The Importance of a Controller

While defining a CRD allows you to create and store custom resources, a controller is crucial for actually managing them. The controller observes the state of the custom resources, compares it to the desired state defined in the resource's specification, and takes actions to reconcile the difference. In the Database example, a controller would be responsible for provisioning the database instance, monitoring its health, handling backups, and performing other management tasks.

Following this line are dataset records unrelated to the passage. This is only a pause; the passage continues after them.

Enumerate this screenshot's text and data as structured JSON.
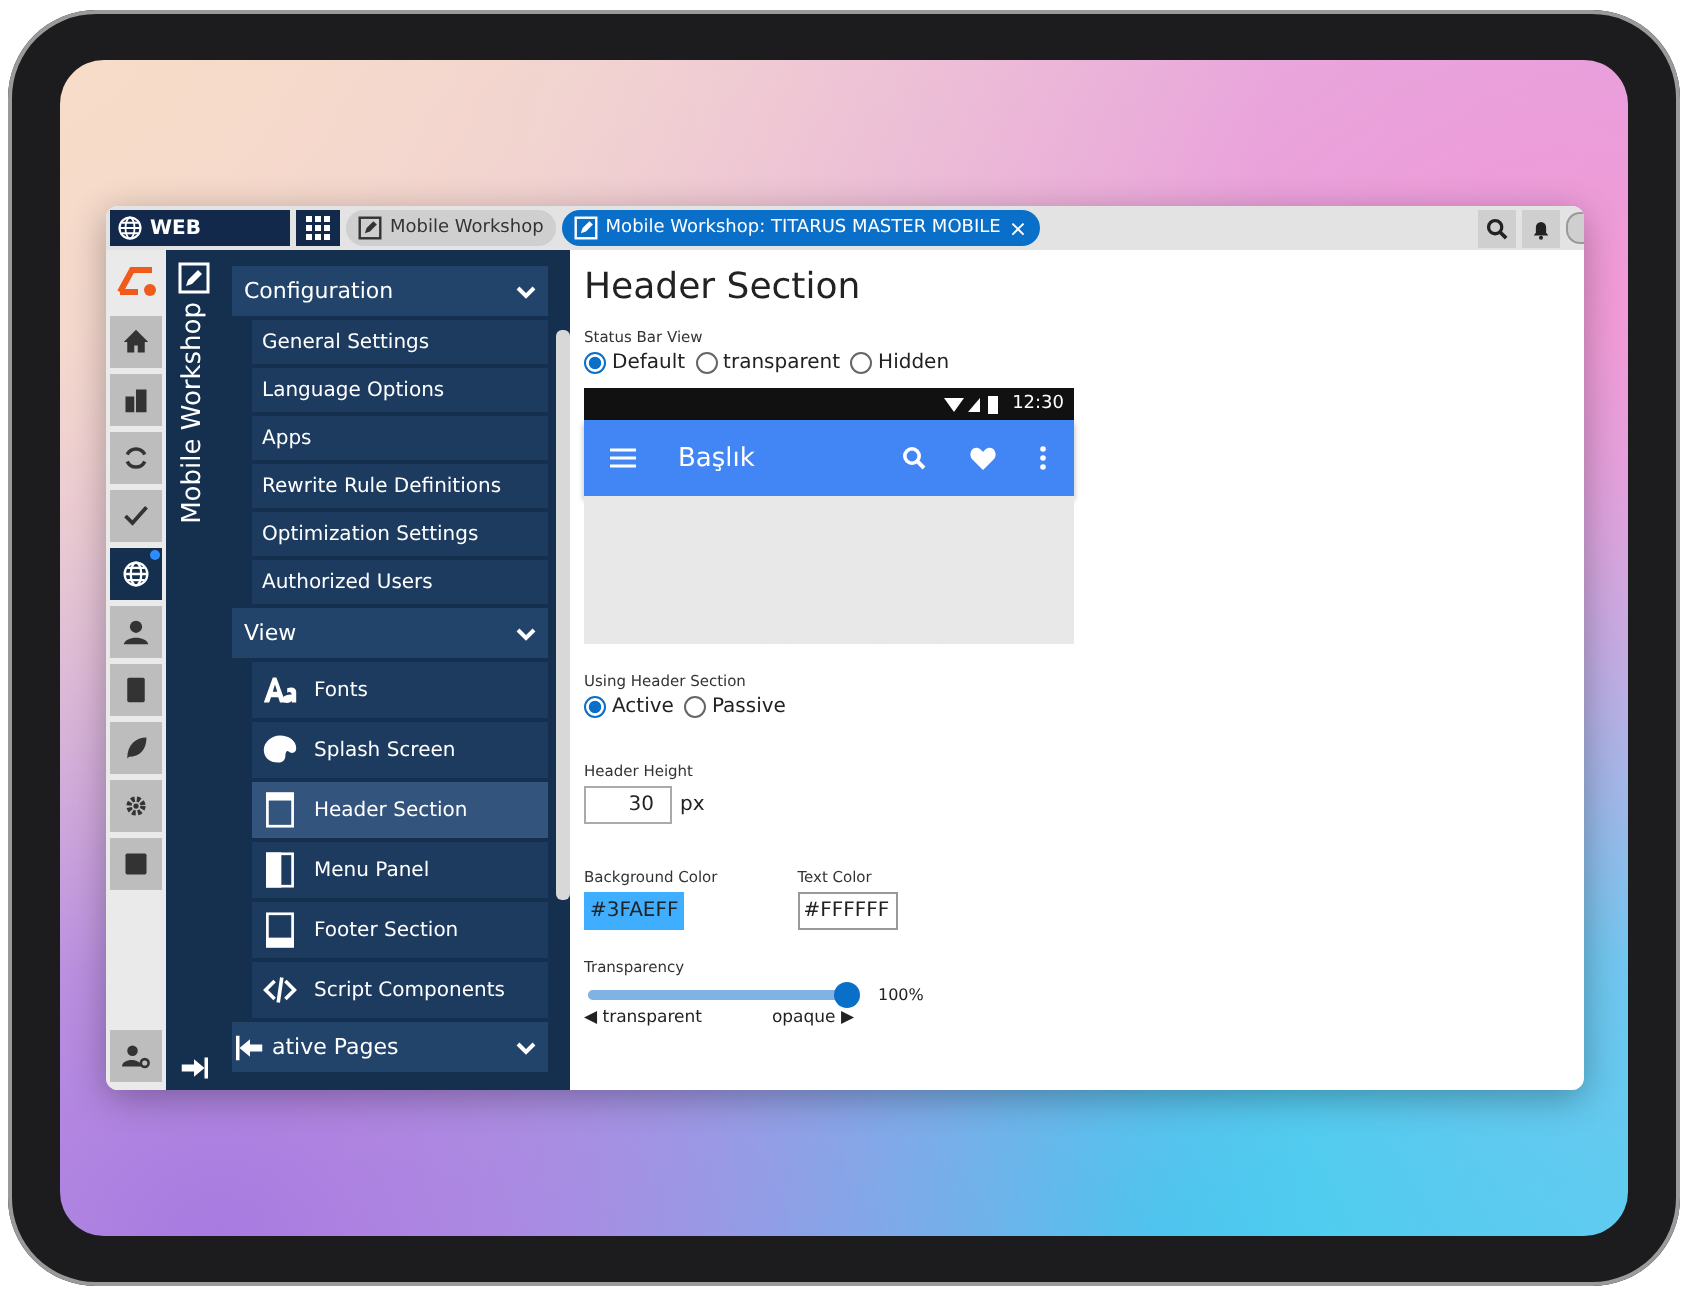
{
  "top_bar": {
    "app": "WEB",
    "tabs": [
      {
        "label": "Mobile Workshop",
        "selected": false,
        "closable": false
      },
      {
        "label": "Mobile Workshop: TITARUS MASTER MOBILE",
        "selected": true,
        "closable": true
      }
    ],
    "close": "×"
  },
  "rail": [
    {
      "selected": false
    },
    {
      "selected": false
    },
    {
      "selected": false
    },
    {
      "selected": false
    },
    {
      "selected": true,
      "badge": true
    },
    {
      "selected": false
    },
    {
      "selected": false
    },
    {
      "selected": false
    },
    {
      "selected": false
    },
    {
      "selected": false
    }
  ],
  "module_title": "Mobile Workshop",
  "menu": [
    {
      "label": "Configuration",
      "expanded": true,
      "children": [
        {
          "label": "General Settings",
          "selected": false
        },
        {
          "label": "Language Options",
          "selected": false
        },
        {
          "label": "Apps",
          "selected": false
        },
        {
          "label": "Rewrite Rule Definitions",
          "selected": false
        },
        {
          "label": "Optimization Settings",
          "selected": false
        },
        {
          "label": "Authorized Users",
          "selected": false
        }
      ]
    },
    {
      "label": "View",
      "expanded": true,
      "children": [
        {
          "label": "Fonts",
          "selected": false
        },
        {
          "label": "Splash Screen",
          "selected": false
        },
        {
          "label": "Header Section",
          "selected": true
        },
        {
          "label": "Menu Panel",
          "selected": false
        },
        {
          "label": "Footer Section",
          "selected": false
        },
        {
          "label": "Script Components",
          "selected": false
        }
      ]
    },
    {
      "label": "ative Pages",
      "expanded": true
    }
  ],
  "content": {
    "title": "Header Section",
    "status_bar_view": {
      "label": "Status Bar View",
      "options": [
        {
          "label": "Default",
          "selected": true
        },
        {
          "label": "transparent",
          "selected": false
        },
        {
          "label": "Hidden",
          "selected": false
        }
      ]
    },
    "preview": {
      "time": "12:30",
      "title": "Başlık"
    },
    "using_header": {
      "label": "Using Header Section",
      "options": [
        {
          "label": "Active",
          "selected": true
        },
        {
          "label": "Passive",
          "selected": false
        }
      ]
    },
    "header_height": {
      "label": "Header Height",
      "value": "30",
      "unit": "px"
    },
    "background_color": {
      "label": "Background Color",
      "value": "#3FAEFF"
    },
    "text_color": {
      "label": "Text Color",
      "value": "#FFFFFF"
    },
    "transparency": {
      "label": "Transparency",
      "level": 1,
      "reading": "100%",
      "min_label": "◀ transparent",
      "max_label": "opaque ▶"
    }
  }
}
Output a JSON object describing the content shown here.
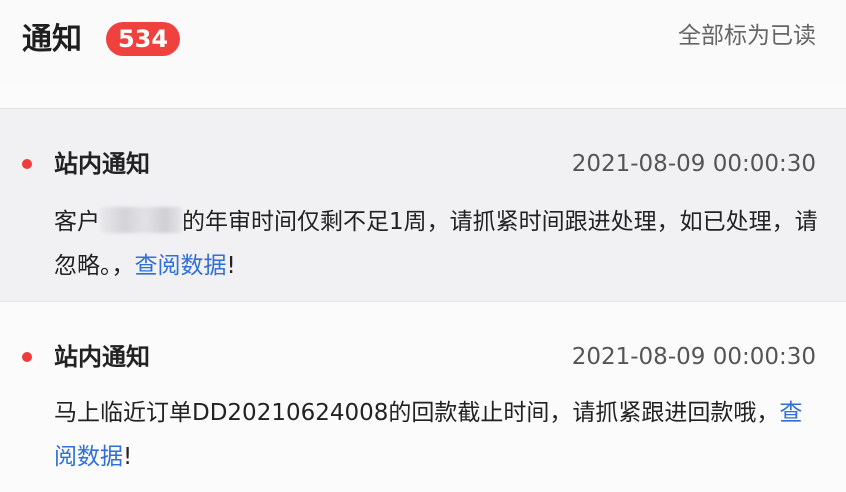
{
  "header": {
    "title": "通知",
    "unread_count": "534",
    "mark_all_read": "全部标为已读"
  },
  "notifications": [
    {
      "title": "站内通知",
      "time": "2021-08-09 00:00:30",
      "text_before": "客户",
      "text_after": "的年审时间仅剩不足1周，请抓紧时间跟进处理，如已处理，请忽略。，",
      "link": "查阅数据",
      "suffix": "!"
    },
    {
      "title": "站内通知",
      "time": "2021-08-09 00:00:30",
      "text": "马上临近订单DD20210624008的回款截止时间，请抓紧跟进回款哦，",
      "link": "查阅数据",
      "suffix": "!"
    }
  ],
  "colors": {
    "badge": "#f0413f",
    "unread_dot": "#ee3b3b",
    "link": "#2f6fd6",
    "highlight_row": "#f1f1f4"
  }
}
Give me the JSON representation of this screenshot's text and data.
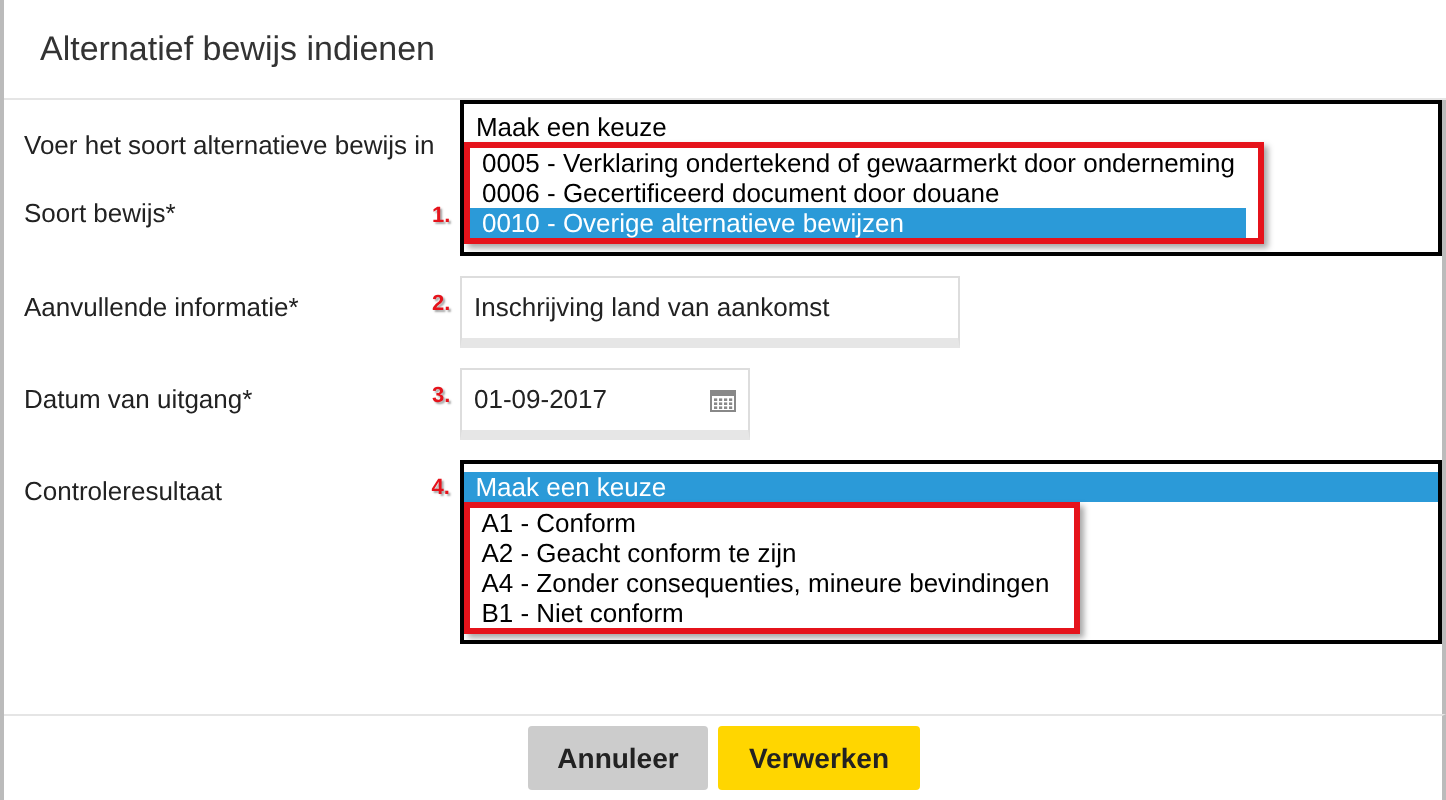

Building a controller typically involves using the Kubernetes client libraries for your programming language of choice (e.g., client-go for Go, kubernetes for Python) to interact with the Kubernetes API and implement the reconciliation logic. Frameworks like Operator SDK and Kubebuilder can significantly simplify the development of Kubernetes controllers.

Conclusion

CRDs provide a powerful and flexible mechanism for extending Kubernetes beyond its built-in capabilities. They allow you to define custom resources that represent application-specific concepts, enabling you to manage complex applications with domain-specific abstractions. While CRDs require careful design and implementation, particularly when developing a corresponding controller, they offer a compelling way to tailor Kubernetes to your unique needs and build platform-as-a-service solutions. With the right understanding and tools, CRDs can significantly enhance your ability to manage and orchestrate complex applications on Kubernetes. They are a cornerstone of the operator pattern and a critical component in many modern cloud-native architectures.